The company said this month that it now has full ownership of the CPO-09 block in the nation’s oil-rich eastern plains after completing its $452 million acquisition of Repsol SA’s 45% stake. That investment’s strategic location near Castilla and Chichimene, among the country’s top five fields, allows the company to benefit from synergies, a top executive said in an interview.
“We’re looking to increase our reserves and output,” Rafael Guzman, Ecopetrol’s vice president of hydrocarbons, said Tuesday in Barrancabermeja.
With reserves of oil and natural gas falling, and President Gustavo Petro refusing to grant new exploration licenses, Ecopetrol is focused on contracts signed before the environmentalist leader took power in 2022. The company’s priorities are boosting output in blocks such as CPO-09 in the cattle-ranching lowlands of central Colombia, finding and producing natural gas in the nation’s Caribbean waters, and increasing output at its international assets, Guzman said.
Ecopetrol’s recent production growth has come from the Permian basin — which accounted for 14% of output in the third quarter — helping offset declines at home. Earlier this month, Petro asked the company to sell its operations in the U.S., citing his government’s stance against fracing, which he says is destructive to nature and humanity.

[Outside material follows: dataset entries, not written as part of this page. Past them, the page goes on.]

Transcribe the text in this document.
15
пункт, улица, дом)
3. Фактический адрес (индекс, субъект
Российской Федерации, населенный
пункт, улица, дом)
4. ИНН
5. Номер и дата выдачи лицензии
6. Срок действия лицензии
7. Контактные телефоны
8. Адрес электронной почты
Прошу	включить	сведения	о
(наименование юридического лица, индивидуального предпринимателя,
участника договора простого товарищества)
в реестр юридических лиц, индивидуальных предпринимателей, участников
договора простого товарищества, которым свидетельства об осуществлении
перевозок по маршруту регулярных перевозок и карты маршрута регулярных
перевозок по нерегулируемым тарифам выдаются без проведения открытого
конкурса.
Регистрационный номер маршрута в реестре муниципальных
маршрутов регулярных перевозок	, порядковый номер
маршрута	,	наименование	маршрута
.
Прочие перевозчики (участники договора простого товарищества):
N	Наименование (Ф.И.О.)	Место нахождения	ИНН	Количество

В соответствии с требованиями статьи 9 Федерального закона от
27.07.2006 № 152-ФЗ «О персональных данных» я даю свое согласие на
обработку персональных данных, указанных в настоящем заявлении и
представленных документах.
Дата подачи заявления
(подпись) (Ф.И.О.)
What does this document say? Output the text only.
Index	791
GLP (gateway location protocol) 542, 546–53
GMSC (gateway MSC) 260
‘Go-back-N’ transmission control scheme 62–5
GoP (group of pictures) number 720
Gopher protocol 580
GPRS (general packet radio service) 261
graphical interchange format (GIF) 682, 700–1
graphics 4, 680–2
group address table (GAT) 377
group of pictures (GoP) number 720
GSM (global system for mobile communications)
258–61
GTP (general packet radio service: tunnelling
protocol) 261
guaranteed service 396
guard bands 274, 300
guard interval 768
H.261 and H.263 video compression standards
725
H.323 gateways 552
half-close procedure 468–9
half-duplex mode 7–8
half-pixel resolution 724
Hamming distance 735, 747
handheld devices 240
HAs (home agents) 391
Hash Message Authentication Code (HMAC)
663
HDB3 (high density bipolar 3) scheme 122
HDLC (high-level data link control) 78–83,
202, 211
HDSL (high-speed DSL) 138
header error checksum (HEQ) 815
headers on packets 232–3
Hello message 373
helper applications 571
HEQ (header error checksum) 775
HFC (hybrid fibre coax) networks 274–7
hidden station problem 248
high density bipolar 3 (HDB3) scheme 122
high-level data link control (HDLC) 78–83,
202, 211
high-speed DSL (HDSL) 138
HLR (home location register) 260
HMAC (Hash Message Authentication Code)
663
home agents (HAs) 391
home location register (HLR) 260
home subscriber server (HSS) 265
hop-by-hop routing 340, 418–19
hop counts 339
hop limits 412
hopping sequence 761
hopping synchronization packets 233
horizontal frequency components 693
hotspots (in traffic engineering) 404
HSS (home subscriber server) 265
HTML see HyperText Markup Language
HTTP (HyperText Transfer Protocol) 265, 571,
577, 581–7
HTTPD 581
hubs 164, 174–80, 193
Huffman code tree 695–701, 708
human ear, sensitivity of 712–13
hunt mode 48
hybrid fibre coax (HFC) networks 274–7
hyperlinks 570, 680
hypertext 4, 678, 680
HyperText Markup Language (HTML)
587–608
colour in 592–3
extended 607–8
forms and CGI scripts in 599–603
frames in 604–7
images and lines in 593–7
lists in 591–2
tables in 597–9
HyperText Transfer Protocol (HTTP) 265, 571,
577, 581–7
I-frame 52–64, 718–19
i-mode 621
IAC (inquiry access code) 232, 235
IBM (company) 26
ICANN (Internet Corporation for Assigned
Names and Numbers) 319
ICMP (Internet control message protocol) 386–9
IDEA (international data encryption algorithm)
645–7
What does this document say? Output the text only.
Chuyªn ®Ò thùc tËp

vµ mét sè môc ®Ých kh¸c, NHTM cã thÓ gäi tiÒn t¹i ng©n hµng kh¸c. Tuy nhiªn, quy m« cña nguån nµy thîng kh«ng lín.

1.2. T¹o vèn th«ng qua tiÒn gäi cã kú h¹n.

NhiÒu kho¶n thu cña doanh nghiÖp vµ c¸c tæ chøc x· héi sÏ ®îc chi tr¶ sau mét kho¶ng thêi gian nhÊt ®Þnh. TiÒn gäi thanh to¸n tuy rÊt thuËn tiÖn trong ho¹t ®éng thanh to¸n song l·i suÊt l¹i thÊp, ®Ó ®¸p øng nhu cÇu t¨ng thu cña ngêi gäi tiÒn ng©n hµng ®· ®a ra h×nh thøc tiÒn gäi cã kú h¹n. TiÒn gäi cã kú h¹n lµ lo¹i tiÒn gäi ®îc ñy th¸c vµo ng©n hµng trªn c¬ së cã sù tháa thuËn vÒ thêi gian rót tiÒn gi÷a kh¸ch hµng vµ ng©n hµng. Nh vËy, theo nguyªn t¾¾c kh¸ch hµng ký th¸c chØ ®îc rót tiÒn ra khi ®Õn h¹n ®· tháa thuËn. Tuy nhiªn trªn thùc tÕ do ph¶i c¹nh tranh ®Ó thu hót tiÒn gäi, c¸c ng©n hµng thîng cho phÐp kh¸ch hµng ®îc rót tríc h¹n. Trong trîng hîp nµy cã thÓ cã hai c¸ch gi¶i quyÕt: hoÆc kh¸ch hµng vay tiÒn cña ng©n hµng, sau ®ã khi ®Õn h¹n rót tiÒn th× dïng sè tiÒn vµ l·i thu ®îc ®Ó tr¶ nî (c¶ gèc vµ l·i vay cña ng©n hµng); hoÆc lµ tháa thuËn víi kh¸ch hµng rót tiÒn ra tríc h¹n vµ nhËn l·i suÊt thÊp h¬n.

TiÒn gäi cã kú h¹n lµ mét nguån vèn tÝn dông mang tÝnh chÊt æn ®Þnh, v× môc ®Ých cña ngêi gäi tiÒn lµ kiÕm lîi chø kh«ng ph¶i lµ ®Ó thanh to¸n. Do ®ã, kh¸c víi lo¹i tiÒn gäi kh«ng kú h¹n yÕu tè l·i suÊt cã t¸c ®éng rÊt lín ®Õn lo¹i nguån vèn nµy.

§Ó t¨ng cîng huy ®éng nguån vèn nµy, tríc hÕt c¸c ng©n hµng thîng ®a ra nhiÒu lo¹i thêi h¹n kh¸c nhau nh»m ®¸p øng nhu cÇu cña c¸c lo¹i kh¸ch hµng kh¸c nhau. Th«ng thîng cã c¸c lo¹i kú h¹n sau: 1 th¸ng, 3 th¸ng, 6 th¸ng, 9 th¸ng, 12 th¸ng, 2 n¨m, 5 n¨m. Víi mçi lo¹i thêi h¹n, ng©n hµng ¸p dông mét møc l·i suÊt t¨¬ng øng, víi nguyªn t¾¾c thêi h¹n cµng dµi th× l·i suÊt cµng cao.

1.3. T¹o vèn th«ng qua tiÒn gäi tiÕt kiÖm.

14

However one of the joint ventures the company has in the southwestern U.S. with Occidental Petroleum Corp. runs through 2027 and the other was extended recently until mid-2026.
Even after Colombia recently started importing liquefied natural gas to supply factories and homes, Petro is determined to block the use of fracing to boost output and close the deficit. The environment ministry this week sent an anti-fracing bill to lawmakers.
Ecopetrol and Petrobras announced in December that the Sirius-2 well off the Caribbean coast could triple the country’s reserves if the deposit proves commercially viable, making it Colombia’s biggest-ever natural gas discovery. The drillers have said first production will be in 2029 at the earliest.
Tests to determine how much Sirius-2 will produce are expected to end this quarter, according to Guzman. Following that, the same drill will be used to explore the Papayuela and Buena Suerte wells which are also located in the GUA-OFF-0 block previously known as Tayrona.
The plan is to drill both wells this year and while their potential can only be determined after, the findings in Sirius “helps give a higher chance of success,” the executive said.